Meet the Fellow: Lee Reh Angelo

Lee Reh Angelo completed high school in Kayah and then worked as a lecturer on Kayahculture in the Kayah literacy project. He was elected by community members as a village leader from 2002−2006. He initially tried to organise young people in the community because he could see that there was a difference in disadvantage between youth in his community and in others. As well as seeing challenges in the village (for example, it was very difficult to get drinking water), he also saw opportunities. There were a lot of untapped human and natural resources in the village. Angelo had a good relationship with a local organisation because of his work as a village leader. He was selected to be a fellow and attended ActionAid’s fellowship training.

Lee Reh Angelo had previously been interested in development but he did not understand the different theories of change. As a village leader, he practised top-down development. However, following the training he used more participatory methods. He has seen for himself that these are more effective at sustaining action and more satisfying for himself and the community. He also has the knowledge and skills to get people involved.

ActionAid has developed a variety of tools and consulative processes that help villages get involved in finding solutions to their own problems.

These tools are effective at mobilising people,” he explained. “My favourite is the 'resource map' as it makes people see what the resources are in the community, and then I use the 'problem tree' and compare the two so that we can see how to resolve the problems with the available resources. I also like the 'dream map'.

However, it was not all easy. Only five people turned up to Angelo’s first community meeting, and there did not appear to be much enthusiasm to experiment with his new methodologies. He then changed his strategy and joined the villagers with their work in the farms, talking to them as they worked. This was more strategic and his commitment to village work enthused the community to get involved with what he was doing. After a while, and with the support of a community volunteer (trained by Angelo), things improved. One step was to bring together the multiple existing groups so that there was one village development group that represented the village.

Angelo then used the dream map methodology and worked with the village group to identify the village’s priorities. They decided that it would be useful to have a bridge that would join the neighbouring village. The funding for this bridge was shared between the government, the village and the project. 
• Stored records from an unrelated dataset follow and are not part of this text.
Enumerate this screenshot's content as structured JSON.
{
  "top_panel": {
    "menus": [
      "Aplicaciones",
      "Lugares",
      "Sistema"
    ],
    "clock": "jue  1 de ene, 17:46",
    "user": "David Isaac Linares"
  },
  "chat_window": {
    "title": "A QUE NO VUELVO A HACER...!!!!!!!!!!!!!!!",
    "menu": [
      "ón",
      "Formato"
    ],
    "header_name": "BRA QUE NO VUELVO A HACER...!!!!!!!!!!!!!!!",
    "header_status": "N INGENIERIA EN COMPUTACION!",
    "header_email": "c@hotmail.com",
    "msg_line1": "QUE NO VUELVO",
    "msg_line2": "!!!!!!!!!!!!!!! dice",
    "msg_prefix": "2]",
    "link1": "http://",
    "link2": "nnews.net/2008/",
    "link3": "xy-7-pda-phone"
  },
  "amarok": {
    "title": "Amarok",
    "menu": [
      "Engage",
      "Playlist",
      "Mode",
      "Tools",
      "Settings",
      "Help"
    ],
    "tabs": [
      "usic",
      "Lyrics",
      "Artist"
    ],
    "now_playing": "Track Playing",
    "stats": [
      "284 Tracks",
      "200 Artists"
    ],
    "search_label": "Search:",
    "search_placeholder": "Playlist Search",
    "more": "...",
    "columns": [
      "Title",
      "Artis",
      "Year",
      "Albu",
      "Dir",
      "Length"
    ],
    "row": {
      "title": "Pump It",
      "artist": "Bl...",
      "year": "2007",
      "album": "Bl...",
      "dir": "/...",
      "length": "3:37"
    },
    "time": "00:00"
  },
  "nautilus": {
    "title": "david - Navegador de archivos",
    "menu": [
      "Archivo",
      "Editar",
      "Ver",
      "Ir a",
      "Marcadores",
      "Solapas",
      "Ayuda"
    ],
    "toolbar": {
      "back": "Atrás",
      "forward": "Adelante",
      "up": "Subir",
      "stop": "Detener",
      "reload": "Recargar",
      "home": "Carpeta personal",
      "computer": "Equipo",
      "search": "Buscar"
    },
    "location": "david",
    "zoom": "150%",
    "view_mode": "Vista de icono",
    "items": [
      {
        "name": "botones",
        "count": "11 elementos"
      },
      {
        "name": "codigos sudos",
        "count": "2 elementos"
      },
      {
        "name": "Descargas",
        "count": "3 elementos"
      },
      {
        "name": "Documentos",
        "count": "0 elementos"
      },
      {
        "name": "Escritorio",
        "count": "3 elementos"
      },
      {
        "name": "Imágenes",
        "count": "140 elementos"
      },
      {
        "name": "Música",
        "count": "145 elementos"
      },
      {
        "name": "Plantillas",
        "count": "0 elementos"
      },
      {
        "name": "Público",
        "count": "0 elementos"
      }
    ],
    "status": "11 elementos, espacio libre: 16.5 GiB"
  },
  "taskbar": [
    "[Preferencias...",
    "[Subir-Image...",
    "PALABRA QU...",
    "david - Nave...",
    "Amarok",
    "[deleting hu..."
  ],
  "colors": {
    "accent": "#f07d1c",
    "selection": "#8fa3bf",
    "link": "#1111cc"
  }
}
After identifying the issue of water scarcity, the village contacted the government and received the funding to build a pond, with the result that fresh water is readily available.


Angelo has seen that these tools work to create effective outcomes for villagers in other placement villages. For example, in one village many people complained about the lack of sand for building materials. However, when the community knowledge was pooled in a
resource map, the community found that there was sand not far away.
He said that he has gained more respect from the community now since he treats everyone more equally. In addition, he suggests that it is now easier to work at the township level with other stakeholders and decision makers because they acknowledge the seriousness of the community work since it is so organised and structured in a much better way.